This program generates a visualization of the clustering algorithm presented in Jason Baldridge LIN 313 class, SPRING 2013 at the University of Texas at Austin.
It's easy to run and all packages are included. You just need to have python 2.* running on your computer.
make
Runs a quick demo. You can just type this on your terminal (once you've navigated to the directory with these files).

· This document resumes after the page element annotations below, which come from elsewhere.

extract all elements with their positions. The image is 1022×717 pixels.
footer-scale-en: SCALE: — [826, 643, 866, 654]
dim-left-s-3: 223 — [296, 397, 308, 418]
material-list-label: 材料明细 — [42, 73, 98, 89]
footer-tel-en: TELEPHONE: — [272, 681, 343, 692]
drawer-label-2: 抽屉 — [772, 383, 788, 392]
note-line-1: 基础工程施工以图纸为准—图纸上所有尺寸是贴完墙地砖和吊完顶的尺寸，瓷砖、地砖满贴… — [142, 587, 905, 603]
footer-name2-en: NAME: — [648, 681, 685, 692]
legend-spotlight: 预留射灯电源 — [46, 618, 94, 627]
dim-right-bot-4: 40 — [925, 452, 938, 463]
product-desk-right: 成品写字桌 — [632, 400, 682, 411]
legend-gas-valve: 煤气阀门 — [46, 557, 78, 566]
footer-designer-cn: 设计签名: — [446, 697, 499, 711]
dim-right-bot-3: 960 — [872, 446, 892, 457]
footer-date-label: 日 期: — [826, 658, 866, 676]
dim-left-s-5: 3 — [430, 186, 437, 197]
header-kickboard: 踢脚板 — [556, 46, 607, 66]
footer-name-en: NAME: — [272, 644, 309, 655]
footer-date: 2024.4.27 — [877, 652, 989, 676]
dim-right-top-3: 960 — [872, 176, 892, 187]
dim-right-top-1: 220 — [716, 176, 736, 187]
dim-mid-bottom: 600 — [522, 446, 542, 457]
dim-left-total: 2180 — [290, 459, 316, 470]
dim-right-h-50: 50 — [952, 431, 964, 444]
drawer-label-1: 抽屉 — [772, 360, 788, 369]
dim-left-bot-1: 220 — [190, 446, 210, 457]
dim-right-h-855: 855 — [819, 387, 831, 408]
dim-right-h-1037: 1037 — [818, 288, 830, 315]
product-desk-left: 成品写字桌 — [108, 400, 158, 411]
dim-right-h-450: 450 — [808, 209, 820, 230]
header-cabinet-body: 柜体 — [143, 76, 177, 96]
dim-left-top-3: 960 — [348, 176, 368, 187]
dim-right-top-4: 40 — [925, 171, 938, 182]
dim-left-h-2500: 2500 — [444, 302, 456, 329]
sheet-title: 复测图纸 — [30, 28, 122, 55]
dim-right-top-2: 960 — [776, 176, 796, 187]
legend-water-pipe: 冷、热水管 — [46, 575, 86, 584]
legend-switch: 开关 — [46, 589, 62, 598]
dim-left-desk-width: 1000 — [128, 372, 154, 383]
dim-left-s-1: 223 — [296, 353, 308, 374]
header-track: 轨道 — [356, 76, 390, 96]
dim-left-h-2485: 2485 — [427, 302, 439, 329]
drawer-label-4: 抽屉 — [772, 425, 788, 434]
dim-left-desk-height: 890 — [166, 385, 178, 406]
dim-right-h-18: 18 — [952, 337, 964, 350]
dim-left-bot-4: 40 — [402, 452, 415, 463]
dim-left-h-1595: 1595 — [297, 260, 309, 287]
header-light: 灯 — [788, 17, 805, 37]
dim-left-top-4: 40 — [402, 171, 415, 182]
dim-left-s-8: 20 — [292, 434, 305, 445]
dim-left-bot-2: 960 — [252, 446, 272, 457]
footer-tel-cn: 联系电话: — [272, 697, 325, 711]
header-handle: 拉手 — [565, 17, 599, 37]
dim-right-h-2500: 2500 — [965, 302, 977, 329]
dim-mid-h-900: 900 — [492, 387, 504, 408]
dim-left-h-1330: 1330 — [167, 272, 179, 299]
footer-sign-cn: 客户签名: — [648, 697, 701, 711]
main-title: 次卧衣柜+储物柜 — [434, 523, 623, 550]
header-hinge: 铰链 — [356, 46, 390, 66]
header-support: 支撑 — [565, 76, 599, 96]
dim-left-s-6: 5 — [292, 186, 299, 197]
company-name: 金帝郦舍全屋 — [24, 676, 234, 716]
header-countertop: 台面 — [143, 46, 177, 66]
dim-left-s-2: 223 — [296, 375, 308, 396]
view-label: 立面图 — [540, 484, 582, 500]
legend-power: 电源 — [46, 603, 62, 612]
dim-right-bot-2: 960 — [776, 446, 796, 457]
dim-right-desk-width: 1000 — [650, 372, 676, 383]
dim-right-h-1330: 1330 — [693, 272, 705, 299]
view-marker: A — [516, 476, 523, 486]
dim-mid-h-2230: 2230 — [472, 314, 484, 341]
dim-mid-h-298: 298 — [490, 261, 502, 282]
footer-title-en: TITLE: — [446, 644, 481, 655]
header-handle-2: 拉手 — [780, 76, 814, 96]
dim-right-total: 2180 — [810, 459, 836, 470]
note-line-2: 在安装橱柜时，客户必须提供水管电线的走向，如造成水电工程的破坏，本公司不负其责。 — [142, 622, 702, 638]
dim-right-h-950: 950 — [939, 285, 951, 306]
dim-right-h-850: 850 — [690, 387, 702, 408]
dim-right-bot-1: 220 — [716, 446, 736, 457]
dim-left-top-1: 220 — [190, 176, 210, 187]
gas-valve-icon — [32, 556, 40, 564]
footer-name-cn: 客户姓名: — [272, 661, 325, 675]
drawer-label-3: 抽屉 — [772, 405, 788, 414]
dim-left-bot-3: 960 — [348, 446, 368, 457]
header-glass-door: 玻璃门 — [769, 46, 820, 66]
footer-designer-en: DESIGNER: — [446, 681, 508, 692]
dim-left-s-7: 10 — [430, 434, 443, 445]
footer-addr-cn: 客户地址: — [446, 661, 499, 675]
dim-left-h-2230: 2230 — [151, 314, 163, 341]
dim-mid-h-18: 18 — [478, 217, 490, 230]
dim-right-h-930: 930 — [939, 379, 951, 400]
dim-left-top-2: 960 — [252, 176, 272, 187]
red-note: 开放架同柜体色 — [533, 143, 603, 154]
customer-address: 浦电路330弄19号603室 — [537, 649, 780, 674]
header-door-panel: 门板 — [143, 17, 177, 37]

By default, the program will load 100 randomly placed documents and 2 randomly placed centroids (categories).
make demo DOCS=200 CATS=3
You can specify how many documents and categories (or centroids) to visualize. For example, this will test for 200 documents and 3 categories.
make file FILE=data.txt
You can also specify a file with data for visualization. The file structure is as follows:
4
123,234
345,123
...
The first line determines the number of categories, or centroids. after that, the program will look for coordinates points with domain and range of [0,500] separated with a comma and no spaces.
We provide 4 example files: data1.txt, data2.txt, data3.txt, and data4.txt.
make demo
make demo DOCS=400 CATS=7
make file FILE=data.txt
make random
These commands will specifically call for the cluster python program.
make random
will create a randomly generated data.txt file.
make clean
This command will delete unnecessary files and clean your directory.
Now you can visualize the clustering process with Python!